L'iniziativa di Ghiringhelli incontra l'approvazione - indiretta - del teologo bernese Mustafa Memeti. Ecco perché
BERNA - L'iniziativa contro il burqa è una sorta di salvagente per l'emancipazione delle donne nell'Islam: lo afferma l'imam di Berna Mustafa Memeti, che da una prospettiva progressista e di sinistra sostiene indirettamente il testo in votazione il prossimo 7 marzo.
«Ho riflettuto teologicamente in profondità sulla questione», afferma il 58enne in un'intervista pubblicata oggi da Der Bund. «Il burqa è un fenomeno del passato ed è lì che appartiene. Perché nessuno può giustificare teologicamente il burqa. Ma questo fenomeno storico e culturale si è infiltrato nella nostra teologia. Le forze puritane cercano di definire il burqa come parte della fede. Ma penso che non abbia niente a che vedere con la nostra religione».
Non fa parte degli obblighi islamici coprirsi il viso e le mani: «C'è un consenso su questo tra i teologi musulmani, ad eccezione delle forze ultraconservatrici e puritane: ma esse sono in minoranza» argomenta l'esperto che che nel 2014 era stato incoronato dalla SonntagsZeitung come "Svizzero dell'anno" per la sua lotta contro l'estremismo e a favore della pacifica convivenza.
«Il burqa è un fenomeno antico, che non ha posto nella nostra società moderna e innovativa», prosegue Memeti. «Per la maggioranza dei musulmani, né il burqa né l'iniziativa di vietarlo sono prioritari. Ma entrambi sono una sfida e dobbiamo prendere posizione su di essi con fatti e argomenti. Non dobbiamo rimanere in silenzio, perché la religione non deve essere politicizzata da nessuno».
«In tutte e tre le religioni monoteiste vi sono donne che velano tutto il corpo volontariamente e per motivi ideologici, per esempio le suore cristiane. In una società liberale e tollerante, dobbiamo rispettarlo. Finché non si coprono il viso, possono continuare a presentarsi in tal modo in pubblico. Ma il burqa isola totalmente chi lo indossa. Questa è la differenza», osserva il religioso nato nel sud della Serbia, giunto in Svizzera nel 1988 e naturalizzato nel 2005..
«Ho firmato un manifesto di sinistra contro il velo integrale», spiega. «Non sosteniamo direttamente l'iniziativa del burqa. Le nostre opinioni sono diametralmente opposte a quelle degli iniziativisti, che perseguono obiettivi diversi dai nostri.

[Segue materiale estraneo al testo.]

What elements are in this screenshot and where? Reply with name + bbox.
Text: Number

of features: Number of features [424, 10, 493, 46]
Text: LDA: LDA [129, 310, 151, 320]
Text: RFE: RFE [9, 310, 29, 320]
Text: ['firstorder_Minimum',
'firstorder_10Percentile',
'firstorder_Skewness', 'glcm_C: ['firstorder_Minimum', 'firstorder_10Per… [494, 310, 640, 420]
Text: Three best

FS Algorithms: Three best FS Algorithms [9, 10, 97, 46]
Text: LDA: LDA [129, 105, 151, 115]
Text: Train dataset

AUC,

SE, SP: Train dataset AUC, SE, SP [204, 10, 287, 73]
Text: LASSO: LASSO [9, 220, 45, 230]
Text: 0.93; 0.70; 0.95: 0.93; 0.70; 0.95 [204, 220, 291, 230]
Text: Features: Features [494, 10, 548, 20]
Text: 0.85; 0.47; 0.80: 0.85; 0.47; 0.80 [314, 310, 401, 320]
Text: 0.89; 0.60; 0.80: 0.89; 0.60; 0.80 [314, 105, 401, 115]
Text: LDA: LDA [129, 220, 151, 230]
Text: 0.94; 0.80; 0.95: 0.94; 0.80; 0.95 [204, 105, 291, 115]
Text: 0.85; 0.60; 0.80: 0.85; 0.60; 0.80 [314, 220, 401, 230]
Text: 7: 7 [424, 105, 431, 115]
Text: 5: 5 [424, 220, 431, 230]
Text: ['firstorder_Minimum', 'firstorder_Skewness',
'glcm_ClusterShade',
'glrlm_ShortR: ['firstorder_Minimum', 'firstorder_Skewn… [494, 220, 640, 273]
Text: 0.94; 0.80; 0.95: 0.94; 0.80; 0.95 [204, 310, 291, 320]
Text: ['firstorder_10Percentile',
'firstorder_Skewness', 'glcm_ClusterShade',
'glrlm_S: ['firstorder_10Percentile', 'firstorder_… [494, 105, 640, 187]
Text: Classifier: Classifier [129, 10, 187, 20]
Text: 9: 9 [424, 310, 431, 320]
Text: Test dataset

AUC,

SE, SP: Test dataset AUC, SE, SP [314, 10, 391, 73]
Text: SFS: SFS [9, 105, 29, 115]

Il nostro manifesto si concentra sull'uguaglianza e l'emancipazione delle donne musulmane. Si tratta del futuro delle donne musulmane nella nostra società».
«Appartengo ai teologi cosmopoliti e illuminati e cerco di sensibilizzare le persone a un approccio teologico, scientifico ed empirico alle questioni religiose. In gioco non vi è quello che si pensa del burqa in linea di principio. Perché non vedo nessuna prospettiva per le donne qui in Occidente quando indossano il burqa. Esso impedisce l'emancipazione. L'iniziativa è qualcosa come un pacchetto di salvataggio per loro».

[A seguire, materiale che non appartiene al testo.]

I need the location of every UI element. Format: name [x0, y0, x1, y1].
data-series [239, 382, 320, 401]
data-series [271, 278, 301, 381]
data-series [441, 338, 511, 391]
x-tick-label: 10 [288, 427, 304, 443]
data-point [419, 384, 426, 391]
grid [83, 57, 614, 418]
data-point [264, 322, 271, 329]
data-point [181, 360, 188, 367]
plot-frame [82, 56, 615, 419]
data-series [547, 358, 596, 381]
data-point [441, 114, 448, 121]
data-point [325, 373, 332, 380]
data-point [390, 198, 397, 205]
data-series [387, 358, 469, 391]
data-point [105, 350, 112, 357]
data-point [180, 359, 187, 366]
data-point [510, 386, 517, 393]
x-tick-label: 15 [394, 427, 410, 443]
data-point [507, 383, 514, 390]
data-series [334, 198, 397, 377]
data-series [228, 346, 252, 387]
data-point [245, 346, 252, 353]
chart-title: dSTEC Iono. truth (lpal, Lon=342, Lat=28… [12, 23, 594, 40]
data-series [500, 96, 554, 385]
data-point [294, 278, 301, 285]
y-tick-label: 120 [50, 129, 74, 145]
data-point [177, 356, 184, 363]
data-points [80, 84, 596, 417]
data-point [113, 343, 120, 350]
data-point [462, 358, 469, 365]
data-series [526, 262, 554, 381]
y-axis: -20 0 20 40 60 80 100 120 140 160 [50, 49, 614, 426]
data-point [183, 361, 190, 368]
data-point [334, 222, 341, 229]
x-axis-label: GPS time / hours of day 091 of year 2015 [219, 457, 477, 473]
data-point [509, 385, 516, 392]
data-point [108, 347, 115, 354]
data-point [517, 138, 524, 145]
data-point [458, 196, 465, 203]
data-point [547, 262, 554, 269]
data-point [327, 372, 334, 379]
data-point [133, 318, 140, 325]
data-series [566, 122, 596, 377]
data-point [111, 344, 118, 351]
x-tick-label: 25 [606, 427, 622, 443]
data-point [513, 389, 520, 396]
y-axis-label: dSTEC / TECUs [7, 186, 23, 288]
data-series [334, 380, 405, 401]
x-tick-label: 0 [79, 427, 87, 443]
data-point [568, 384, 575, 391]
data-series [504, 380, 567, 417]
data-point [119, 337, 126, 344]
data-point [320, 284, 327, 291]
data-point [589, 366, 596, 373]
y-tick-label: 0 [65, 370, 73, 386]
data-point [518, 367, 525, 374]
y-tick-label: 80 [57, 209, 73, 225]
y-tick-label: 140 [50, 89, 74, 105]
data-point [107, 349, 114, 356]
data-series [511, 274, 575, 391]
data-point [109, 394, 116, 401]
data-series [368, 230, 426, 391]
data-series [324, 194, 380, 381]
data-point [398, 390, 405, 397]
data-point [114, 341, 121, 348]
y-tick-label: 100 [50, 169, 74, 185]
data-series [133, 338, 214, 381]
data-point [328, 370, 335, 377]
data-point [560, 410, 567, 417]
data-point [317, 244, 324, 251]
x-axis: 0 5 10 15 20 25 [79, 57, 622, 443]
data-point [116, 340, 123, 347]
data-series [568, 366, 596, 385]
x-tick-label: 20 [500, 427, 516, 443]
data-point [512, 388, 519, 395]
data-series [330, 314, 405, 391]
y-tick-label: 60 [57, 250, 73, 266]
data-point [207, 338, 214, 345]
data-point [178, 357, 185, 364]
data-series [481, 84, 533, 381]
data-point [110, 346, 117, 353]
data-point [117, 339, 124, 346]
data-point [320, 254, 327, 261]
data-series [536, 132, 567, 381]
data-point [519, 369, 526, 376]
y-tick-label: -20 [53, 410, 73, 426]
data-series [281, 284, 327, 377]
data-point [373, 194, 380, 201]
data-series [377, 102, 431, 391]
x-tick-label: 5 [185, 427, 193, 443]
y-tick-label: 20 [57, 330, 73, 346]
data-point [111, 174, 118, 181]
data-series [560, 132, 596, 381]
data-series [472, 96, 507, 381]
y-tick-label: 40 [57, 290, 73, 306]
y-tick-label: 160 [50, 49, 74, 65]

«I promotori dell'iniziativa del burqa stanno anche cercando di strumentalizzare un elemento della cultura musulmana del passato per i loro scopi politici» ammette l'imam. «D'altra parte, hanno colpito un punto interessante. Cioè, non possiamo negare che abbiamo problemi con l'uguaglianza dei sessi nell'Islam. L'iniziativa ci provoca. Ma questo non significa che oggi dobbiamo difendere il burqa. Non posso difendere qualcosa per cui non ci sono argomenti. Si tratta della questione centrale di come i musulmani in Svizzera vedono il loro futuro. Con burqa o senza. Personalmente, lo vedo senza burqa», conclude.
Memeti constata anche differenze con l'iniziativa dei minareti, approvata dal popolo nel 2009. «Ci sono differenze sostanziali. Fin da subito l'iniziativa dei minareti ha messo in discussione l'uguaglianza nella nostra società pluralistica. Non tutte le comunità religiose sono trattate allo stesso modo. Ma il contenuto dell'iniziativa burqa si concentra sull'uguaglianza di genere e non riguarda solo i musulmani. Questo dovrebbe essere sostenuto» conclude.